Increasing diversity and availability of hardware platforms
The hardware that executes those algorithms is available in increasingly diverse platforms and form factors for different purposes. In addition to laptops and desktop computers, there are smartphones and tablets on the low-end, and HPC and cloud-based systems on the high end. Microcontrollers, GPUs, FPGAs, and ARM cores live side-by-side in systems. Meanwhile, low-cost open-source hardware such as Arduino and Raspberry Pi is exploding, bringing programmable processing power to the masses. Three years ago, the Raspberry Pi did not exist. Now, over 2.5 million have been shipped around the world.
To take advantage of this broad range of hardware, tools need to provide an abstraction from the hardware-specific details, while automatic code generation provides the means to run algorithms on the hardware quickly and efficiently.
Connected chips, devices, and systems
Algorithm-rich devices and systems are increasingly connected: to each other, to service infrastructure, and to the internet. This enables new types of collaborative behaviour and functionality. It can also generate vast amounts of structured and unstructured data about the systems and their environments. The associated Big Data trend creates opportunities for acting on the derived knowledge, but it also challenges us to find better ways to extract meaningful information from those huge volumes of data.

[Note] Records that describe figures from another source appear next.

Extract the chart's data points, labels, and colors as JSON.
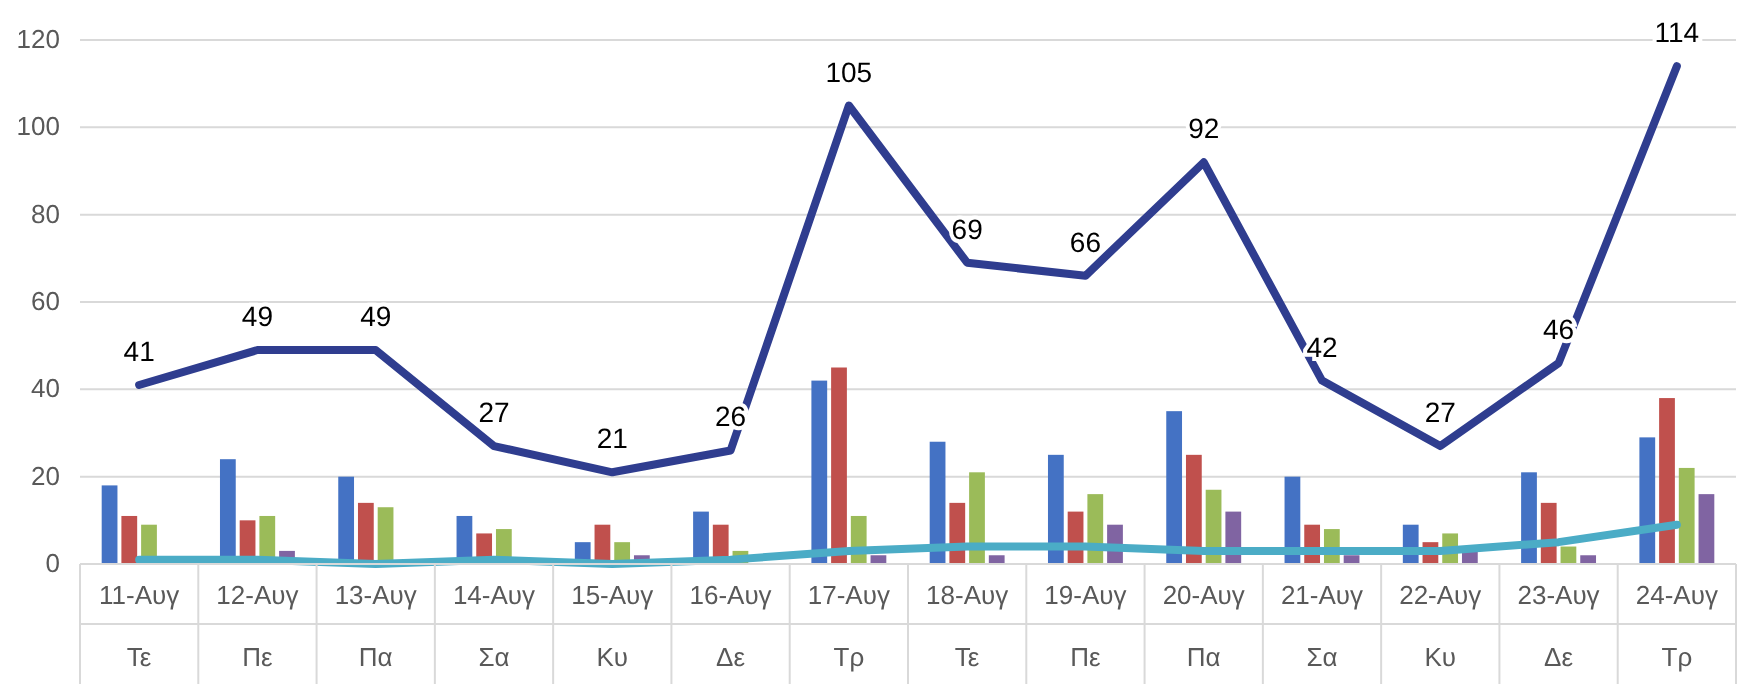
{
  "chart_data": {
    "type": "bar",
    "categories": [
      "11-Αυγ\nΤε",
      "12-Αυγ\nΠε",
      "13-Αυγ\nΠα",
      "14-Αυγ\nΣα",
      "15-Αυγ\nΚυ",
      "16-Αυγ\nΔε",
      "17-Αυγ\nΤρ",
      "18-Αυγ\nΤε",
      "19-Αυγ\nΠε",
      "20-Αυγ\nΠα",
      "21-Αυγ\nΣα",
      "22-Αυγ\nΚυ",
      "23-Αυγ\nΔε",
      "24-Αυγ\nΤρ"
    ],
    "series": [
      {
        "color": "#4472c4",
        "values": [
          18,
          24,
          20,
          11,
          5,
          12,
          42,
          28,
          25,
          35,
          20,
          9,
          21,
          29
        ]
      },
      {
        "color": "#c0504d",
        "values": [
          11,
          10,
          14,
          7,
          9,
          9,
          45,
          14,
          12,
          25,
          9,
          5,
          14,
          38
        ]
      },
      {
        "color": "#9bbb59",
        "values": [
          9,
          11,
          13,
          8,
          5,
          3,
          11,
          21,
          16,
          17,
          8,
          7,
          4,
          22
        ]
      },
      {
        "color": "#8064a2",
        "values": [
          0,
          3,
          0,
          0,
          2,
          0,
          2,
          2,
          9,
          12,
          2,
          3,
          2,
          16
        ]
      },
      {
        "type": "line",
        "color": "#2f3d8f",
        "values": [
          41,
          49,
          49,
          27,
          21,
          26,
          105,
          69,
          66,
          92,
          42,
          27,
          46,
          114
        ],
        "value_labels": [
          "41",
          "49",
          "49",
          "27",
          "21",
          "26",
          "105",
          "69",
          "66",
          "92",
          "42",
          "27",
          "46",
          "114"
        ]
      },
      {
        "type": "line",
        "color": "#4bacc6",
        "values": [
          1,
          1,
          0,
          1,
          0,
          1,
          3,
          4,
          4,
          3,
          3,
          3,
          5,
          9
        ]
      }
    ],
    "ylim": [
      0,
      120
    ],
    "yticks": [
      0,
      20,
      40,
      60,
      80,
      100,
      120
    ],
    "grid": "y"
  }
}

This requires data analysis tools to deal with larger volumes of data, with machine-learning, and algorithms that can extract knowledge.
People computing anywhere
When mainframe computers were predominant, they could support millions of users sitting at terminals performing thousands of applications. The advent of the PC increased that reach by perhaps one or two orders of magnitude. Now, the cloud provides a computing platform that can be accessed by billions of people performing millions of applications on a diverse range of devices. That has led to a completely different mindset: we do not go somewhere or carry something in order to compute; we expect to be able to compute anywhere we go. To meet user expectations, computing tools will need to support resources from smartphones to the cloud.
These four transformations are changing today’s markets and creating new ones. They are changing how we learn and how we live. And they challenge engineers and scientists to deal with the issues that they create, and to take advantage of the opportunities they present.
MathWorks is delivering software and services that enable engineers and scientists to take advantage of these long-term transformations to solve their complex design and analysis problems. Model-Based Design accelerates the development and testing of algorithm-rich systems, from low-cost programmable chips to high-performance hardware-in-loop simulators.
And you can run Matlab anywhere, on your mobile device, on the cloud. By understanding the long-term impact of these and other transformations, our goal is to ensure that engineers and scientists can use Matlab and Simulink to solve important problems, today and long into the future.